The European markets are eyeing the Eurozone meet over bailout to Greece far more than the Fed tapering the monetary stimulus believes Michael Michaelides of RBS.
In an interview to CNBC-TV18, Michaelides says that the uncertainty over whether the Eurozone will provide another bailout tranche or not is now keeping the market on its edge.
"Any sort of delay here (in the bailout) will mean further escalation and further fears on the progress of this bailout. The markets are focusing on this, the tapering discussions and the minutes coming out on Wednesday by Fed," he adds. Below is the edited transcript of Michaelides’ interview to CNBC-TV18. Q: How are European markets themselves placed? Have they put behind any fears of tapering? Is that factored in? Are they looking forward positively to what might emerge from Brussels?
A: I think the markets today are focused not just on the tapering discussion where the main thing will come out on Wednesday regarding the minutes, but I think they are also focused on the Eurogroup meeting on Monday. There are fears here over delay in the Greek loan tranche where we have seen conflict reports as to what is likely to happen here. Any sort of delay here will mean further escalation and further fears on the progress of this bailout. The markets are focusing on this, the tapering discussions and the minutes coming out on Wednesday by Fed. Q: What is your sense for the rest of this week? Assuming Greece is able to get some deal with its three major creditors do you think the market will behave as if it has taken the tapering discussion now for the moment or do you think after this the market will start worrying about tapering?
A: A lot of speakers are trying to lay the markets’ fears and that is also what the European Central Bank (ECB) did last week by trying to clarify exactly where the policy remain accommodative and try and provide some guidance on the way it will be in the future. They are trying to takeaway the risks coming through the Fed and coming through the tapering debate and we have seen that in the market prices also. That is which is why the selloff to a certain extent start to abate when you saw greater and greater Fed speakers telling you that, yes we are tapering but that does not mean that we are going to immediately hike afterwards, they are trying to make this distinction and the markets are interpreting this in that way which is why the selloff has not exacerbated as much as it was three weeks ago.

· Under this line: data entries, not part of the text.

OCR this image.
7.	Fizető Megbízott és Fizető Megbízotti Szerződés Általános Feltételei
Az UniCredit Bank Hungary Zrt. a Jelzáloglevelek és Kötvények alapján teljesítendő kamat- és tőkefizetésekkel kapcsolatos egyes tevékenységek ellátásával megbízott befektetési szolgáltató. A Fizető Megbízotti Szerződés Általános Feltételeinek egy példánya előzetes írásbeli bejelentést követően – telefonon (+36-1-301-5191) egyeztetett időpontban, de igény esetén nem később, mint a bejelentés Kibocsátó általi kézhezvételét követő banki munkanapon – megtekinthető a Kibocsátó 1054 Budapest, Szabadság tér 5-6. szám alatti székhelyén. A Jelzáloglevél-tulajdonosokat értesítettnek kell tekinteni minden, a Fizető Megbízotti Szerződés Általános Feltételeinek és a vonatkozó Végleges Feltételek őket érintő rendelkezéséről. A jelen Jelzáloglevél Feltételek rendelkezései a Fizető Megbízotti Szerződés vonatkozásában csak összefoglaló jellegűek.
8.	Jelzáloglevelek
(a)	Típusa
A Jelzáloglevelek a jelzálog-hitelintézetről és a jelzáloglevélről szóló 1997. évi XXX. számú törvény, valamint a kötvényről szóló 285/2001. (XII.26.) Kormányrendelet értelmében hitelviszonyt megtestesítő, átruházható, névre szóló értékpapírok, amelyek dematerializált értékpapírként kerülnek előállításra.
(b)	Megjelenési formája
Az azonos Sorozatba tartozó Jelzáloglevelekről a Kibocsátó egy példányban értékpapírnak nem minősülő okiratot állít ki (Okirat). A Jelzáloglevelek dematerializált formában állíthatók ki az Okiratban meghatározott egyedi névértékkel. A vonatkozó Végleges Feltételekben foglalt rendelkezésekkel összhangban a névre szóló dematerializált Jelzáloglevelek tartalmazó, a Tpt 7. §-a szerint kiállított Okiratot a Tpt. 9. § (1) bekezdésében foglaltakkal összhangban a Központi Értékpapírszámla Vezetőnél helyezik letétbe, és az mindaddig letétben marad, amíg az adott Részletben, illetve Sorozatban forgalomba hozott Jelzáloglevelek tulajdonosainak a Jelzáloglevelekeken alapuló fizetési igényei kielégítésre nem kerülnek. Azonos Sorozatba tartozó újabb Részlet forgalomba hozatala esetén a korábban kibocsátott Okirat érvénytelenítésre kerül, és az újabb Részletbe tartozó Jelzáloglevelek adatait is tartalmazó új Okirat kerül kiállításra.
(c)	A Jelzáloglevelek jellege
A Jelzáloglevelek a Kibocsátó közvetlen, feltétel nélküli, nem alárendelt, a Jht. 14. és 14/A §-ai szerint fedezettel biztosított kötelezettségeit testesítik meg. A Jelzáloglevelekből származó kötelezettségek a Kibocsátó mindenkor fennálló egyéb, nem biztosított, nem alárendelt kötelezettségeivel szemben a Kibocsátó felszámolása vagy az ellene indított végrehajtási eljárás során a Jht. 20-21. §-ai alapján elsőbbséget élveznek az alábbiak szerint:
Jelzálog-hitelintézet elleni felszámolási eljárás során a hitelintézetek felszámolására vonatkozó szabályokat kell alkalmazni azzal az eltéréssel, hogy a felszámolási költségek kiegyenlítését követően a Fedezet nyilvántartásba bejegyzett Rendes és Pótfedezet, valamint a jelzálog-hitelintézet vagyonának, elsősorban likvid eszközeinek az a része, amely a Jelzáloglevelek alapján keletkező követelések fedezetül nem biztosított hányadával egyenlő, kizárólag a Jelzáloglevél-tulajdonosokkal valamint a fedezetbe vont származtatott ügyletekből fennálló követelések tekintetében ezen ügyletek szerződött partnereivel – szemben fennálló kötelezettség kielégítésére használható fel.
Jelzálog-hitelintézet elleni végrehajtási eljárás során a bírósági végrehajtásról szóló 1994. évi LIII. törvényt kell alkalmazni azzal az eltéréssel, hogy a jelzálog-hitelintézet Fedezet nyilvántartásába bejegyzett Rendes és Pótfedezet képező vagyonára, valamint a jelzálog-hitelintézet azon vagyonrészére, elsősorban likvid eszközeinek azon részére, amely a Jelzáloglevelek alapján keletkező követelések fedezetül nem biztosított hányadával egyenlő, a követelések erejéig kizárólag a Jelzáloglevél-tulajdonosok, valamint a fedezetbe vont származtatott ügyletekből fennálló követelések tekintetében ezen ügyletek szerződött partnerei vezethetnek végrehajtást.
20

Q: The biggest barometer offlate of the risk aversion across markets is the US 10-year bond yield and the way it has surged above that 2.7 level. Do you anticipate higher levels on the US 10-year bond yield? We do have a treasury sale on Tuesday that is tomorrow and there is a risk of a further spike in yields.
A: Before the Fed minutes, one is likely to see a grind higher in yields which is mainly driven by the positive payroll numbers seen on Friday. So, the initial assessment is going to be higher on that basis, but we need to see further clarification in what happens on Wednesday, because I think what we saw after the last Fed meeting is that the market reacts very hawkishly to what was the Fed press conference and what Bernanke said. However, post that we saw a lot of Fed speakers and they were actually trying to make a greater distinction between just tapering and their eventual tightening of policy. If the minutes are really fleshed out then it appears that the tapering is no big deal, it is not as big a tightening that the market is concerned about than what one may see after the late Wednesday session and afterwards on Thursday. Q: What would you give by way of euro-dollar value? It does not dip below 1.28? Where are the supports coming and what could be the range near-term?

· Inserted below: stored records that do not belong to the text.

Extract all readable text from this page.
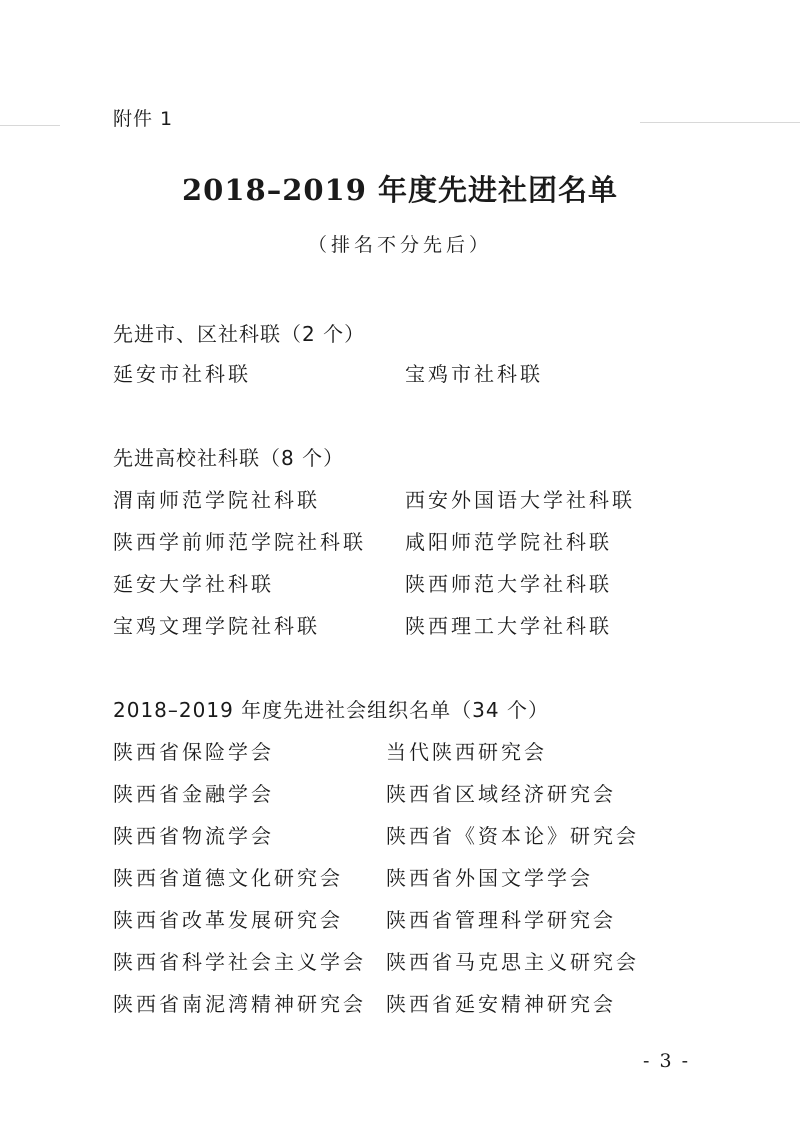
附件 1
2018–2019 年度先进社团名单
（排名不分先后）
先进市、区社科联（2 个）
延安市社科联	宝鸡市社科联
先进高校社科联（8 个）
渭南师范学院社科联	西安外国语大学社科联
陕西学前师范学院社科联 咸阳师范学院社科联
延安大学社科联	陕西师范大学社科联
宝鸡文理学院社科联	陕西理工大学社科联
2018–2019 年度先进社会组织名单（34 个）
陕西省保险学会	当代陕西研究会
陕西省金融学会	陕西省区域经济研究会
陕西省物流学会	陕西省《资本论》研究会
陕西省道德文化研究会 陕西省外国文学学会
陕西省改革发展研究会 陕西省管理科学研究会
陕西省科学社会主义学会 陕西省马克思主义研究会
陕西省南泥湾精神研究会 陕西省延安精神研究会
- 3 -
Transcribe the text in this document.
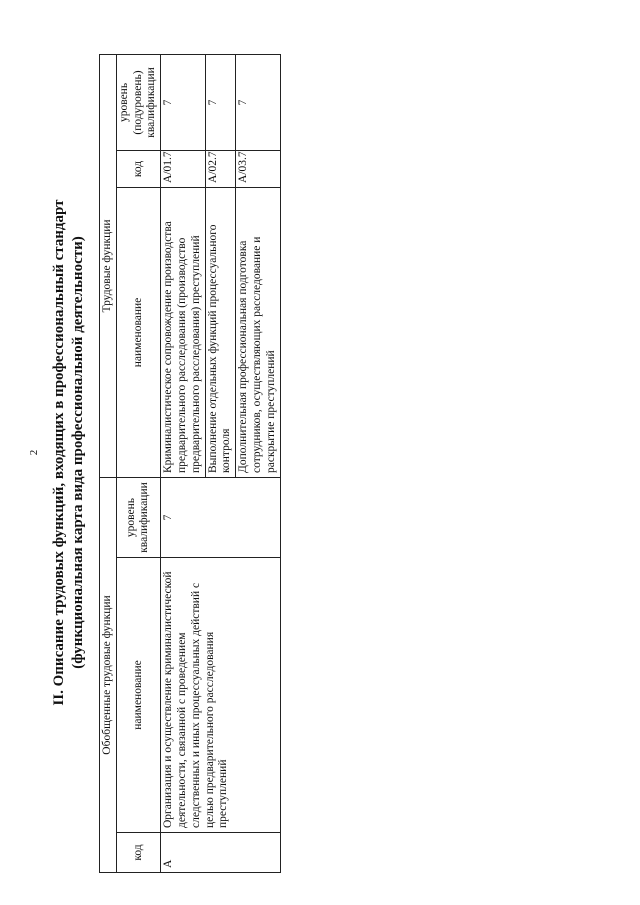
2 II. Описание трудовых функций, входящих в профессиональный стандарт (функциональная карта вида профессиональной деятельности)
Обобщенные трудовые функции			Трудовые функции		
код	наименование	уровень квалификации	наименование	код	уровень (подуровень) квалификации
А	Организация и осуществление криминалистической деятельности, связанной с проведением следственных и иных процессуальных действий с целью предварительного расследования преступлений	7	Криминалистическое сопровождение производства предварительного расследования (производство предварительного расследования) преступлений	А/01.7	7
			Выполнение отдельных функций процессуального контроля	А/02.7	7
			Дополнительная профессиональная подготовка сотрудников, осуществляющих расследование и раскрытие преступлений	А/03.7	7
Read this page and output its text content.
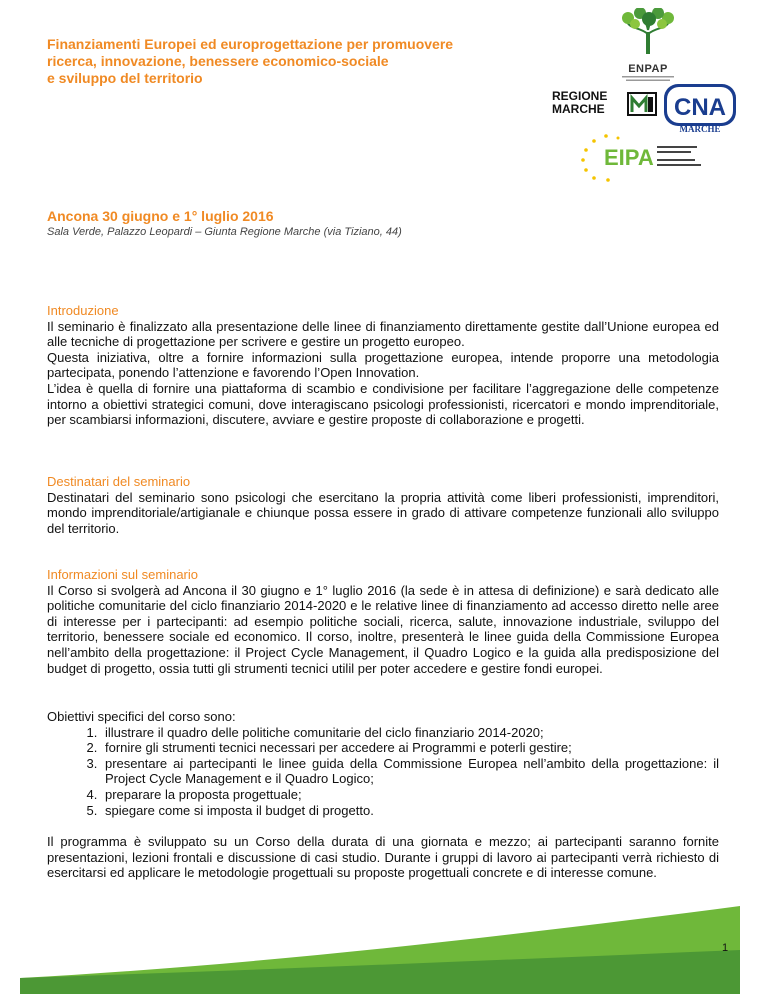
Finanziamenti Europei ed europrogettazione per promuovere
ricerca, innovazione, benessere economico-sociale
e sviluppo del territorio
ENPAP
REGIONE
MARCHE	CNA
MARCHE
EIPA
Ancona 30 giugno e 1° luglio 2016
Sala Verde, Palazzo Leopardi – Giunta Regione Marche (via Tiziano, 44)
Introduzione
Il seminario è finalizzato alla presentazione delle linee di finanziamento direttamente gestite dall’Unione europea ed alle tecniche di progettazione per scrivere e gestire un progetto europeo.
Questa iniziativa, oltre a fornire informazioni sulla progettazione europea, intende proporre una metodologia partecipata, ponendo l’attenzione e favorendo l’Open Innovation.
L’idea è quella di fornire una piattaforma di scambio e condivisione per facilitare l’aggregazione delle competenze intorno a obiettivi strategici comuni, dove interagiscano psicologi professionisti, ricercatori e mondo imprenditoriale, per scambiarsi informazioni, discutere, avviare e gestire proposte di collaborazione e progetti.
Destinatari del seminario
Destinatari del seminario sono psicologi che esercitano la propria attività come liberi professionisti, imprenditori, mondo imprenditoriale/artigianale e chiunque possa essere in grado di attivare competenze funzionali allo sviluppo del territorio.
Informazioni sul seminario
Il Corso si svolgerà ad Ancona il 30 giugno e 1° luglio 2016 (la sede è in attesa di definizione) e sarà dedicato alle politiche comunitarie del ciclo finanziario 2014-2020 e le relative linee di finanziamento ad accesso diretto nelle aree di interesse per i partecipanti: ad esempio politiche sociali, ricerca, salute, innovazione industriale, sviluppo del territorio, benessere sociale ed economico. Il corso, inoltre, presenterà le linee guida della Commissione Europea nell’ambito della progettazione: il Project Cycle Management, il Quadro Logico e la guida alla predisposizione del budget di progetto, ossia tutti gli strumenti tecnici utilil per poter accedere e gestire fondi europei.
Obiettivi specifici del corso sono:
1. illustrare il quadro delle politiche comunitarie del ciclo finanziario 2014-2020;
2. fornire gli strumenti tecnici necessari per accedere ai Programmi e poterli gestire;
3. presentare ai partecipanti le linee guida della Commissione Europea nell’ambito della progettazione: il Project Cycle Management e il Quadro Logico;
4. preparare la proposta progettuale;
5. spiegare come si imposta il budget di progetto.
Il programma è sviluppato su un Corso della durata di una giornata e mezzo; ai partecipanti saranno fornite presentazioni, lezioni frontali e discussione di casi studio. Durante i gruppi di lavoro ai partecipanti verrà richiesto di esercitarsi ed applicare le metodologie progettuali su proposte progettuali concrete e di interesse comune.
1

A: It is driven by the dollar side a lot, but the market also seemed to be weakening. There are reports saying that the ECB was much closer to cutting and for that reason we could see it move on the euro side as well not just driven by the Fed. Q: Do you think emerging markets (EM) are in anyways exposed to the danger of funds deserting them? Tapering is a matter of time and intensity, but it will happen.
A: Yes. I think we have seen some stabilisation in EMs. However, if one looks at the average level of 10-year local currencies, they are 100-150 bps wider than they were at the beginning of the tapering discussion. This is where the impact of tapering is going to be. It is not about US tightening in this case. It is about the additional liquidity in the system. That is where one will see funds removing their money from EM investments and that will affect the yields in those currencies, so on that basis we are worried more than we would be for the developed markets (DM).